Filicudi: l’antica fucina del tempo
Più grande e accogliente di Alicudi, Filicudi conserva ancora l’anima antica delle Eolie. Il porto sembra uscito da un film degli anni ’60, con le barchette di legno e i pescatori che si scambiano il vino in bottiglia. L’interno è un trionfo di fichi d’India, ginestre e sentieri che portano fino alla Canna, un obelisco lavico che emerge dal mare.
Qui si respira un tempo dilatato, pieno di storie. La Grotta del Bue Marino è un santuario naturale, la Fossa delle Felci una terrazza sulla vastità.
Dove mangiare:
- Adriana Filicudi Restaurant: piatti genuini, come l’aguglia imperiale e la spuma di pane.
- Filicudi Saloon: considerato l’anima del luogo, attira turisti e barcaioli, per i quali è un punto di riferimento.
Dove dormire:
- Casa Falco: immersa nella macchia mediterranea, con camere dal sapore rustico e terrazze che guardano l’infinito.

Ustica: la nera perla sommersa
Sola, vulcanica, nera di lava e di corallo. Ustica è un segreto che il Tirreno custodisce con cura. Prima riserva marina d’Italia, è un paradiso per i sub, ma anche per chi ama camminare: sentieri immersi nel mirto, grotte marine, torri borboniche e fichi ovunque.
Il paese è piccolo e vivo, fatto di gente autentica, bambini che giocano per strada, murales che raccontano la storia dell’isola. E poi c’è il mare: trasparente, profondo, sacro.
Dove mangiare:
- Rosso di Sera: imperdibile la tartare di scorfano, da assaporare rigorosamente fronte mare.
- Ristorante da Umberto: affacciato sul porticciolo, perfetto per un pranzo al sole con pescato del giorno.
Dove dormire:
Hotel Clelia: accogliente, familiare, arredato con gusto semplice. Colazione con marmellate fatte in casa e vista sul borgo.
San Pietro (Carloforte – SU): spiritualità e cultura ligure
L’isola di San Pietro, con la sua capitale Carloforte, è un caso unico in Italia. Abitata dai discendenti dei tabarchini, una comunità ligure trasferitasi qui nel Settecento, l’isola è un intreccio di culture, accenti e sapori.
Le case color pastello, le saline rosa, le scogliere battute dal maestrale: tutto a San Pietro invita alla contemplazione. Non ci sono vulcani, ma c’è una forma di spiritualità laica, fatta di mare, vento, solitudine gentile.
Dove mangiare:
- Ristorante Da Nicolo: storico e raffinato, il regno del tonno rosso di Carloforte. Da provare anche le fainè e i piatti liguri rivisitati.

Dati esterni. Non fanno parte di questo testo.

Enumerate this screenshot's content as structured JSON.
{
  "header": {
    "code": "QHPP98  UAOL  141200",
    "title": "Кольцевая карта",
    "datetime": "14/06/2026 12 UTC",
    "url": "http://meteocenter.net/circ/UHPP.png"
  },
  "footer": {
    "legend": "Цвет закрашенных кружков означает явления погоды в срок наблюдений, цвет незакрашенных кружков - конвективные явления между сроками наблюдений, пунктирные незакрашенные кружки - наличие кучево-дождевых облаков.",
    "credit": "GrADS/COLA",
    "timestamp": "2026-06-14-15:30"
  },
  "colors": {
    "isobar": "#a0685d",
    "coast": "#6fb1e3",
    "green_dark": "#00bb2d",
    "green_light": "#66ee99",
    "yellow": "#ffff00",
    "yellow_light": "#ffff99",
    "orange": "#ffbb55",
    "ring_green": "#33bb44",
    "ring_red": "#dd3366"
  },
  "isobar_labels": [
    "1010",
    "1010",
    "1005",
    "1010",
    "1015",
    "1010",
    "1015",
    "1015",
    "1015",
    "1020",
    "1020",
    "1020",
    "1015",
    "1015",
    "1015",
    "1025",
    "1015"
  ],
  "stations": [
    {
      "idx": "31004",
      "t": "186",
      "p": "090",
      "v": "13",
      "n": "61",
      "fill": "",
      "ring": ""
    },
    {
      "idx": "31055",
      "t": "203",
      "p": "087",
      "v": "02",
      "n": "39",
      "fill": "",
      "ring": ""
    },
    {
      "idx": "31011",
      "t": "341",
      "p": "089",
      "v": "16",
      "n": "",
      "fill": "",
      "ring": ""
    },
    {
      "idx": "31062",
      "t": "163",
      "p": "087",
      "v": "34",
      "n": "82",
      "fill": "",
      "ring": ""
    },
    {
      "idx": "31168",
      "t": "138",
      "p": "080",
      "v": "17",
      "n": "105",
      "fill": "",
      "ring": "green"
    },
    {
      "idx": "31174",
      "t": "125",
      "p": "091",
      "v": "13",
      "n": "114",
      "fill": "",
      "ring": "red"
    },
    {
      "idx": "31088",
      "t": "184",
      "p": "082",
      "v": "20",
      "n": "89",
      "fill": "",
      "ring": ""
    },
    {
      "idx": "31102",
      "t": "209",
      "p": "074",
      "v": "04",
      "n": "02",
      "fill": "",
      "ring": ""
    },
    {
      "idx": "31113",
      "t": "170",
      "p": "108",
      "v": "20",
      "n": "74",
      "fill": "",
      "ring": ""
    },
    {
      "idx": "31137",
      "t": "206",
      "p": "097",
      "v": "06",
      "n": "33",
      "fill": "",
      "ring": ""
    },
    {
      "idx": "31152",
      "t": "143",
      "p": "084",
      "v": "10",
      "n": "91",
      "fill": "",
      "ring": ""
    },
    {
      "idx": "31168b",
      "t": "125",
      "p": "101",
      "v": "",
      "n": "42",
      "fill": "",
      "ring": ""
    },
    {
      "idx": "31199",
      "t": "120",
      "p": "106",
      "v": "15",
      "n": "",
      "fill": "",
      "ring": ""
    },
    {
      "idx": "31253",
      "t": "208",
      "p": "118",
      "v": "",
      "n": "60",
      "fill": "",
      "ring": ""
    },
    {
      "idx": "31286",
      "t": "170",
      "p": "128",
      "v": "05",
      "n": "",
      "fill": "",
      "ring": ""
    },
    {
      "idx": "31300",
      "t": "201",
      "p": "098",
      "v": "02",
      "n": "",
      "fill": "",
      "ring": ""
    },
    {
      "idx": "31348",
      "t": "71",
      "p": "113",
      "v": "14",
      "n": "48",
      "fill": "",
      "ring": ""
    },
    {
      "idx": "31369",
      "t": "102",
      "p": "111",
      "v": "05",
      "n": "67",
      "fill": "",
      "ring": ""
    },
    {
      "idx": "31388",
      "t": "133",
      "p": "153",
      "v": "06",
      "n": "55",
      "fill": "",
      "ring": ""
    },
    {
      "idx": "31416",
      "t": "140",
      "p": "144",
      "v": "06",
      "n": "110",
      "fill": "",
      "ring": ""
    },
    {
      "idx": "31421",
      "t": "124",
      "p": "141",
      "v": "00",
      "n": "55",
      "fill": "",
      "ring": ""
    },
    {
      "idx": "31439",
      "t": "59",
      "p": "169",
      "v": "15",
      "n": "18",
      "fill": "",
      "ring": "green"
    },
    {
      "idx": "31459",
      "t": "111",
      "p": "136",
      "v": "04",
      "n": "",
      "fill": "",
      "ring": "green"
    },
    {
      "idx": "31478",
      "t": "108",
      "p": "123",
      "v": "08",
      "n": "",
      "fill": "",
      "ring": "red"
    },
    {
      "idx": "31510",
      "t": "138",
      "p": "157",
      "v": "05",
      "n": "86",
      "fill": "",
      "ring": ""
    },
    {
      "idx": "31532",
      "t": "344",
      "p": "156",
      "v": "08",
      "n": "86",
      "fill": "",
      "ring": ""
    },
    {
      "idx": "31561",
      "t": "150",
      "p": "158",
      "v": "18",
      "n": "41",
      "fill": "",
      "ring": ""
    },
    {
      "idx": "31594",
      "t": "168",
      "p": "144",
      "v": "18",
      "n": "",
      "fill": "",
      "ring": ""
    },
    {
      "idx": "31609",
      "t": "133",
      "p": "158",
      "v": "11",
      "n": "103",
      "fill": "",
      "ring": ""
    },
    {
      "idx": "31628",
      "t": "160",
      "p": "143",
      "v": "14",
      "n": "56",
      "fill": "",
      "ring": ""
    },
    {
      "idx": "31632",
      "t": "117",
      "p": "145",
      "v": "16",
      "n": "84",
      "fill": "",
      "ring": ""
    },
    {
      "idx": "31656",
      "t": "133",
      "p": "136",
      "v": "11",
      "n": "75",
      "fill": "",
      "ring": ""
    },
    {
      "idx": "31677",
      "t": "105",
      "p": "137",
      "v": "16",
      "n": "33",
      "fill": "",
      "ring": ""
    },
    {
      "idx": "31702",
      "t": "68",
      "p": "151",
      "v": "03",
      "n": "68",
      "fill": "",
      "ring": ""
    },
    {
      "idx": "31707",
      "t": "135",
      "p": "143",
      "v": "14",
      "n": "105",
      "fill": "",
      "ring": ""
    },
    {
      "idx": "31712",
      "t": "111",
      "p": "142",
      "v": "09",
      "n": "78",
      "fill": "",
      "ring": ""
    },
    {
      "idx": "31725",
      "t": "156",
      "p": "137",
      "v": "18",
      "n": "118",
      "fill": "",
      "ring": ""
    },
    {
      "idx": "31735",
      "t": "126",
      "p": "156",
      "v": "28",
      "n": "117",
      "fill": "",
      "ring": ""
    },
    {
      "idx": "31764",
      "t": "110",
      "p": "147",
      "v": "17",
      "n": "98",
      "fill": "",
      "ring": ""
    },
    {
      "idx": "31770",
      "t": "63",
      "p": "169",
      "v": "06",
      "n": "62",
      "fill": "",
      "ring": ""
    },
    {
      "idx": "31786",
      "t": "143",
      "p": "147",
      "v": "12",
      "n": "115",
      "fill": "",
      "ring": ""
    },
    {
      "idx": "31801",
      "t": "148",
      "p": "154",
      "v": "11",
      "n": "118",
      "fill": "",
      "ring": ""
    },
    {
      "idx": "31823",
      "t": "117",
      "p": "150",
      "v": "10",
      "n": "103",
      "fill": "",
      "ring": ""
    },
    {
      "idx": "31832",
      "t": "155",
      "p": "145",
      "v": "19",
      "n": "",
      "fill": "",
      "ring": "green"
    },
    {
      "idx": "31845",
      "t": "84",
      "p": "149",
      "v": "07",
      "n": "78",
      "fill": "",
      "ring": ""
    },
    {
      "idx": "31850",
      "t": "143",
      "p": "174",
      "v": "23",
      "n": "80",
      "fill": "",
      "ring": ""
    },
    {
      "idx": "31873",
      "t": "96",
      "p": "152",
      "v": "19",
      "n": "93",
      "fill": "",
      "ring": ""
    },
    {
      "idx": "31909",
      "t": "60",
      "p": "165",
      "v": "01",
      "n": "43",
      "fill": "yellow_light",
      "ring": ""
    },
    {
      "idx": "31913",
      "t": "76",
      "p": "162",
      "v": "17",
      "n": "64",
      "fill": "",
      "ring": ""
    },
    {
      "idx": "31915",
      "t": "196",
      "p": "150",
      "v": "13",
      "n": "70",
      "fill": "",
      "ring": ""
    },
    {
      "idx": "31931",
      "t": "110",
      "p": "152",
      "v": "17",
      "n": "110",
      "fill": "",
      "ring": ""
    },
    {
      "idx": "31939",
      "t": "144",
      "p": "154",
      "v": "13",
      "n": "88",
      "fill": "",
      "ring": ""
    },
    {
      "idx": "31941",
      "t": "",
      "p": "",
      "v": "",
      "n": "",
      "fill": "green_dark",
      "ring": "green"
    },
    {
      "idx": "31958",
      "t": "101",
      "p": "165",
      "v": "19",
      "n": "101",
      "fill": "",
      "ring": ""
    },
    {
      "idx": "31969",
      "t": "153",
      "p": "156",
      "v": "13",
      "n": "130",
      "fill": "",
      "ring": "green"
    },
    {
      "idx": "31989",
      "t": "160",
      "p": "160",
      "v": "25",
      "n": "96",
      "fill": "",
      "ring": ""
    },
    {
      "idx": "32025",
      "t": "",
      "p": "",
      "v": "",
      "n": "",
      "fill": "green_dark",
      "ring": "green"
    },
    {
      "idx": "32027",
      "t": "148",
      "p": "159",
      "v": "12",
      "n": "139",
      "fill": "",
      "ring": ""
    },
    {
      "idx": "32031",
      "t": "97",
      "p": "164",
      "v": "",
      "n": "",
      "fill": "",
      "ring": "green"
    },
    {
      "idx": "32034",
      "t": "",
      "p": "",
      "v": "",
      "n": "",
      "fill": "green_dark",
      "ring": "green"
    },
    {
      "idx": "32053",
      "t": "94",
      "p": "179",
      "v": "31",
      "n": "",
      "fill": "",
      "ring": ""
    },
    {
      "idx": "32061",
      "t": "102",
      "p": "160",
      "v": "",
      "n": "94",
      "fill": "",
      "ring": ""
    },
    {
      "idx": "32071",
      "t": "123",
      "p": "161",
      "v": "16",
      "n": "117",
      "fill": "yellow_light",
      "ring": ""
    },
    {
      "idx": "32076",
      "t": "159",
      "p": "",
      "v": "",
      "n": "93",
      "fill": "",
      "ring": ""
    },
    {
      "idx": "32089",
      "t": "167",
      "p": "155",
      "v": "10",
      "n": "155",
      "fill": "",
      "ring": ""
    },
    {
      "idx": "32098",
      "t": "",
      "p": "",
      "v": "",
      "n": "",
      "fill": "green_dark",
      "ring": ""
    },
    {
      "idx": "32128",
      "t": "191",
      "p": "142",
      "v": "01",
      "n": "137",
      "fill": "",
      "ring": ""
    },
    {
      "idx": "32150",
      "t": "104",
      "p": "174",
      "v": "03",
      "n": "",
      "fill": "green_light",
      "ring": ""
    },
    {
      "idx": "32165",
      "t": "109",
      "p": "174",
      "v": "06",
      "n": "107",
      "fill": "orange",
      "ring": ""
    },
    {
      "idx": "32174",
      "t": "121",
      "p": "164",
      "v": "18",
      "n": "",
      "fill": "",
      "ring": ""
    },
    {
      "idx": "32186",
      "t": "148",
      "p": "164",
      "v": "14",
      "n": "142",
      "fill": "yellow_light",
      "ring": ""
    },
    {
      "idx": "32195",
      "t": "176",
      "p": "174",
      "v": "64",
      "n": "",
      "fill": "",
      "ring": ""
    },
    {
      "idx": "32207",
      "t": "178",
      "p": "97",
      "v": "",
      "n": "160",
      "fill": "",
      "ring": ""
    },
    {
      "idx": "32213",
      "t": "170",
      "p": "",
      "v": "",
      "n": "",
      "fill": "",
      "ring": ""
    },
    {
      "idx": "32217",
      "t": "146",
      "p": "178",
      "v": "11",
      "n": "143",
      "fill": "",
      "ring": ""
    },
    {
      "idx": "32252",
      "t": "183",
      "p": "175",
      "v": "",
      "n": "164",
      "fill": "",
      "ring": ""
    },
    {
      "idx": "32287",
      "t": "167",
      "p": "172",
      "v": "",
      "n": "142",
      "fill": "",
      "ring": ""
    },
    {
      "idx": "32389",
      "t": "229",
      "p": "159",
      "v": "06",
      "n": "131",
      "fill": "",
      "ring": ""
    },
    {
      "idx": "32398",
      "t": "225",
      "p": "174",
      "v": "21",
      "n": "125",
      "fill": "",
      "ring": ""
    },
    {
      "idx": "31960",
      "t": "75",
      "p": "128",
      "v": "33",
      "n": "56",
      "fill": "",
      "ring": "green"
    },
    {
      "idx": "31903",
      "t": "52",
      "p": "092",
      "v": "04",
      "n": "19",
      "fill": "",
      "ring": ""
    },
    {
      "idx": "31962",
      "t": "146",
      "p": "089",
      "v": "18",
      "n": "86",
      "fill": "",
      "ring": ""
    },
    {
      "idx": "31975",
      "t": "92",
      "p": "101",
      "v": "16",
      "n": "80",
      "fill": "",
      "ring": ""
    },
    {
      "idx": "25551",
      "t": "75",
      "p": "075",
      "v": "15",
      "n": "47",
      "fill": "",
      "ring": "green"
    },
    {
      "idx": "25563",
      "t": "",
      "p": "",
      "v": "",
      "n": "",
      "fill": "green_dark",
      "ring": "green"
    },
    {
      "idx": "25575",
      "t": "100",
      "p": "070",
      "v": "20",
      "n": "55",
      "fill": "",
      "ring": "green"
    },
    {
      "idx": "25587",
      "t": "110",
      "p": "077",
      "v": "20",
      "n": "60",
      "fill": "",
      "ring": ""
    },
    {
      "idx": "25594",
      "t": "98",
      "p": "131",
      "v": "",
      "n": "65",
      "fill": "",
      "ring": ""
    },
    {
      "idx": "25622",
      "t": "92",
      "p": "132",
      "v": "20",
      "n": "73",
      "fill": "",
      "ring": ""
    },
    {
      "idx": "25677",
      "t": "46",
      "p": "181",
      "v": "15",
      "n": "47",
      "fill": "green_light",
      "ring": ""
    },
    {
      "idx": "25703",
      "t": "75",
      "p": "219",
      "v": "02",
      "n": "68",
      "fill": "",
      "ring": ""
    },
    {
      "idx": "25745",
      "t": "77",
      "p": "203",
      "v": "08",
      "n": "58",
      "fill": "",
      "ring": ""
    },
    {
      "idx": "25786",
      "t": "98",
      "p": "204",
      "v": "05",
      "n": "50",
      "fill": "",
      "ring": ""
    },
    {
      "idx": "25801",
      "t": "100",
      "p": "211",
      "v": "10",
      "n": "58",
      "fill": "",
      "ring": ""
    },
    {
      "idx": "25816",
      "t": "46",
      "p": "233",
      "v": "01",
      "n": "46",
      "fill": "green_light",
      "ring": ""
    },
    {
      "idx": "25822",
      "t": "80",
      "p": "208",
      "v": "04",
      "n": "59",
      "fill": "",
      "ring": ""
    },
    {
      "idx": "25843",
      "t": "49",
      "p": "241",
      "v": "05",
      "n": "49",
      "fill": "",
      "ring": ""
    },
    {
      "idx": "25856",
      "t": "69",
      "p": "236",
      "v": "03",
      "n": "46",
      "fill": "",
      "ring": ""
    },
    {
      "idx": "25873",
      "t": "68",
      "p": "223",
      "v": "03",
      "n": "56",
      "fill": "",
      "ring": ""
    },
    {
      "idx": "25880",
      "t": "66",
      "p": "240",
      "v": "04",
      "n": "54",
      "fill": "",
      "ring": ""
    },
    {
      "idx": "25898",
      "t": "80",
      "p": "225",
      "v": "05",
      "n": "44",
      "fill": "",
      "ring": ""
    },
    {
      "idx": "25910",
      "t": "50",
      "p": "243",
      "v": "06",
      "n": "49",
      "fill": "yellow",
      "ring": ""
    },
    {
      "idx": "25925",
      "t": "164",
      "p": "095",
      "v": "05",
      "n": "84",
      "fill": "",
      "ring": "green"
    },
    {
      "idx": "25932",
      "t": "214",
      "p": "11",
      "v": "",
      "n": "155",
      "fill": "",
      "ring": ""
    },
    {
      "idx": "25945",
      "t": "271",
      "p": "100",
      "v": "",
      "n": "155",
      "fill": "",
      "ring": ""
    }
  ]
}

- Pomata Bistrot: una cucina moderna e luminosa, in equilibrio tra tradizione sarda e creatività.
Dove dormire:
- Lu’ Hotel Riviera: camere affacciate sul porto, atmosfera elegante e rilassata. Servizio attento e tramonti infuocati.

Un Mediterraneo dell’anima
Questo itinerario tra isole minori del Tirreno non è solo un viaggio geografico. È un percorso interiore, un’educazione al vuoto e alla meraviglia. Le isole non gridano: sussurrano. Sono microcosmi sospesi, luoghi dove ancora ci si saluta per strada, dove il tempo è il primo lusso.
Fuori dai circuiti più battuti, queste terre offrono la possibilità di abitare un’altra idea di viaggio: non la conquista, ma la ricezione. Non l’azione, ma l’ascolto. In un mondo che corre, Alicudi, Filicudi, Ustica e San Pietro ci ricordano che fermarsi è ancora possibile. E bellissimo.